Passant outre aux formes traditionnelles, dépassant les notions de genre, nous considérerons qu'un texte est poétique lorsqu'il possède des caractères rythmiques, incantatoires, métaphoriques et réflexifs suffisants; qu'il possède aussi un univers et un imaginaire cohérents. Un texte ainsi reconnu comme poétique devra retrouver la dimension publique, et pourquoi pas théâtrale, dans le sens de l'agora et du théâtre grecs, parce que des voix y seront reconnaissables, que des architectures le soutiendront, que des unités d'action, de temps et de lieu pourront y être déterminées et exploitées en termes de lectures, de mise en scène et de figures.

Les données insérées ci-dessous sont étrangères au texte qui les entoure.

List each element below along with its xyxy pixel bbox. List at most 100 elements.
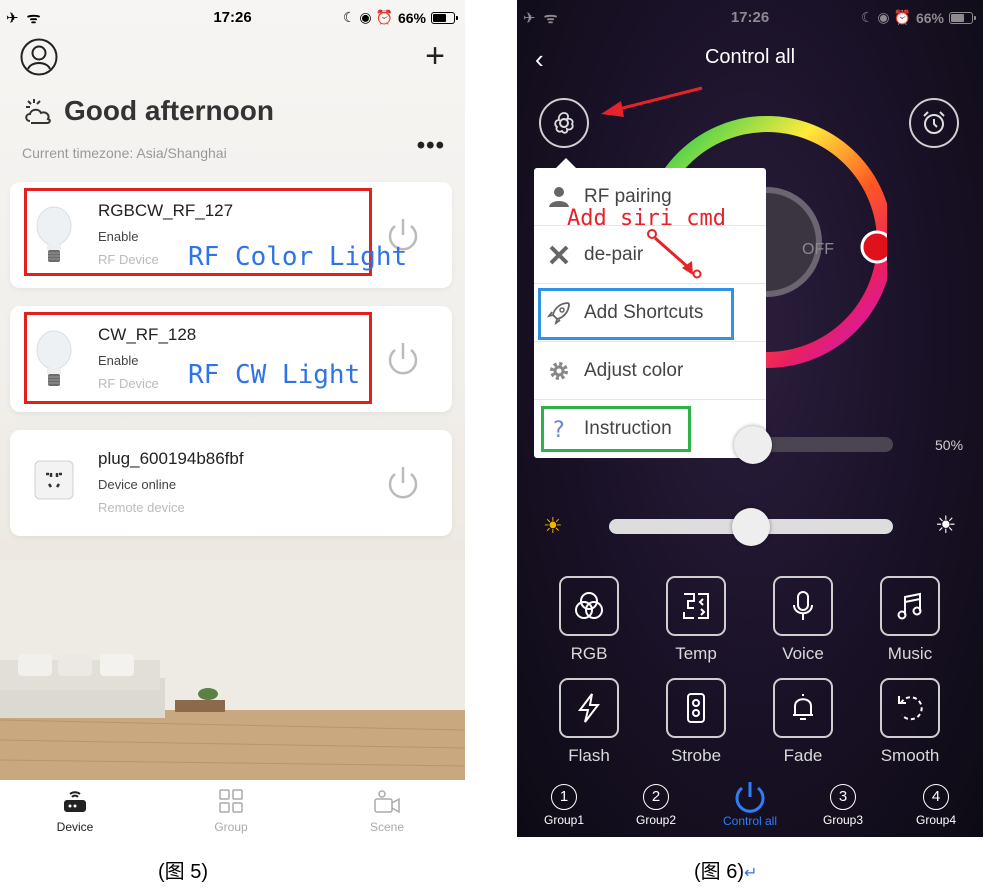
smooth-icon: [898, 696, 923, 721]
tab-label: Group: [214, 820, 248, 834]
page-title: Control all: [704, 46, 796, 68]
function-strobe-button[interactable]: Strobe: [666, 678, 726, 766]
menu-label: RF pairing: [584, 185, 672, 207]
battery-icon: [431, 11, 458, 24]
camera-icon: [374, 790, 400, 814]
menu-label: de-pair: [584, 243, 644, 265]
battery-percent: 66%: [397, 9, 426, 26]
annotation-label: RF Color Light: [188, 242, 408, 272]
alarm-icon: ☾ ◉ ⏰: [860, 9, 911, 25]
temp-icon: [683, 593, 709, 619]
annotation-label: RF CW Light: [188, 360, 361, 390]
function-smooth-button[interactable]: Smooth: [880, 678, 940, 766]
brightness-slider-thumb[interactable]: [732, 508, 770, 546]
device-type: Remote device: [98, 500, 185, 515]
color-picker-handle[interactable]: [860, 230, 887, 264]
tab-group3[interactable]: 3 Group3: [808, 784, 878, 827]
return-mark-icon: ↵: [744, 865, 758, 882]
room-background-image: [0, 560, 465, 780]
menu-label: Adjust color: [584, 359, 684, 381]
status-bar: ✈ ᯤ 17:26 ☾ ◉ ⏰ 66%: [0, 0, 465, 34]
annotation-box-red: [24, 312, 372, 404]
function-label: Voice: [782, 644, 824, 663]
device-card[interactable]: plug_600194b86fbf Device online Remote d…: [10, 430, 452, 536]
group-number-icon: 1: [551, 784, 577, 810]
flower-icon: [554, 112, 574, 134]
function-fade-button[interactable]: Fade: [773, 678, 833, 766]
status-bar: ✈ ᯤ 17:26 ☾ ◉ ⏰ 66%: [517, 0, 983, 34]
off-label: OFF: [802, 241, 834, 258]
function-rgb-button[interactable]: RGB: [559, 576, 619, 664]
function-label: Smooth: [880, 746, 940, 765]
bell-icon: [793, 694, 813, 720]
tab-group4[interactable]: 4 Group4: [901, 784, 971, 827]
screenshot-composite: ✈ ᯤ 17:26 ☾ ◉ ⏰ 66% + Good afternoon Cur…: [0, 0, 984, 888]
weather-icon: [25, 99, 51, 124]
alarm-clock-icon: [923, 111, 945, 134]
power-icon[interactable]: [384, 340, 422, 378]
music-icon: [897, 592, 922, 620]
tab-label: Group2: [635, 813, 677, 827]
more-options-button[interactable]: •••: [417, 132, 445, 160]
tab-device[interactable]: Device: [30, 788, 120, 834]
device-list-screen: ✈ ᯤ 17:26 ☾ ◉ ⏰ 66% + Good afternoon Cur…: [0, 0, 465, 842]
tab-group2[interactable]: 2 Group2: [621, 784, 691, 827]
tab-control-all[interactable]: Control all: [710, 780, 790, 828]
tab-label: Group3: [822, 813, 864, 827]
speed-slider-thumb[interactable]: [734, 426, 772, 464]
function-label: Temp: [675, 644, 717, 663]
bright-sun-icon: ☀: [935, 512, 957, 539]
power-icon[interactable]: [384, 464, 422, 502]
tab-group1[interactable]: 1 Group1: [529, 784, 599, 827]
battery-percent: 66%: [915, 9, 944, 26]
figure-caption: (图 5): [158, 861, 208, 883]
menu-item-adjust-color[interactable]: Adjust color: [534, 342, 766, 400]
settings-flower-button[interactable]: [539, 98, 589, 148]
battery-icon: [949, 11, 976, 24]
function-label: Flash: [568, 746, 610, 765]
router-icon: [64, 791, 86, 812]
alarm-icon: ☾ ◉ ⏰: [342, 9, 393, 25]
dim-sun-icon: ☀: [543, 513, 563, 538]
bottom-tab-bar: Device Group Scene: [0, 780, 465, 842]
function-voice-button[interactable]: Voice: [773, 576, 833, 664]
tab-label: Device: [56, 820, 94, 834]
user-avatar-icon[interactable]: [20, 38, 58, 76]
figure-caption: (图 6)↵: [694, 855, 757, 884]
grid-icon: [219, 789, 243, 813]
x-icon: [549, 245, 569, 264]
tab-label: Group4: [915, 813, 957, 827]
timer-button[interactable]: [909, 98, 959, 148]
timezone-label: Current timezone: Asia/Shanghai: [22, 145, 227, 161]
function-label: Strobe: [670, 746, 722, 765]
lightning-icon: [578, 693, 601, 723]
function-label: RGB: [570, 644, 608, 663]
group-number-icon: 3: [830, 784, 856, 810]
device-status: Device online: [98, 477, 177, 492]
tab-label: Scene: [369, 820, 405, 834]
tab-label: Control all: [722, 814, 778, 828]
function-flash-button[interactable]: Flash: [559, 678, 619, 766]
annotation-arrow-red: [601, 86, 703, 117]
gear-icon: [550, 361, 568, 380]
function-temp-button[interactable]: Temp: [666, 576, 726, 664]
function-label: Fade: [783, 746, 823, 765]
add-device-button[interactable]: +: [425, 38, 445, 74]
plug-icon: [34, 460, 74, 500]
tab-label: Group1: [543, 813, 585, 827]
strobe-icon: [687, 693, 705, 723]
annotation-box-green: [541, 406, 691, 452]
function-label: Music: [887, 644, 933, 663]
device-name: plug_600194b86fbf: [98, 449, 244, 468]
tab-group[interactable]: Group: [186, 788, 276, 834]
group-number-icon: 2: [643, 784, 669, 810]
brightness-percent: 50%: [935, 437, 964, 453]
tab-scene[interactable]: Scene: [342, 788, 432, 834]
group-number-icon: 4: [923, 784, 949, 810]
mic-icon: [793, 591, 813, 620]
control-all-screen: ✈ ᯤ 17:26 ☾ ◉ ⏰ 66% ‹ Control all OFF RF…: [517, 0, 983, 837]
function-music-button[interactable]: Music: [880, 576, 940, 664]
greeting-title: Good afternoon: [64, 95, 274, 126]
rgb-icon: [575, 592, 603, 619]
caption-text: (图 6): [694, 861, 744, 883]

Parce que, enfin et surtout, le texte poétique disposera d'une charge intime répondant à ce qui fait la nature et la noblesse de la poésie et du théâtre : une capacité à porter à leur terme le plus absolu une vision du monde, les conflits qui la fondent et la constituent, et, au terme de cette crise, d'engendrer une catharsis.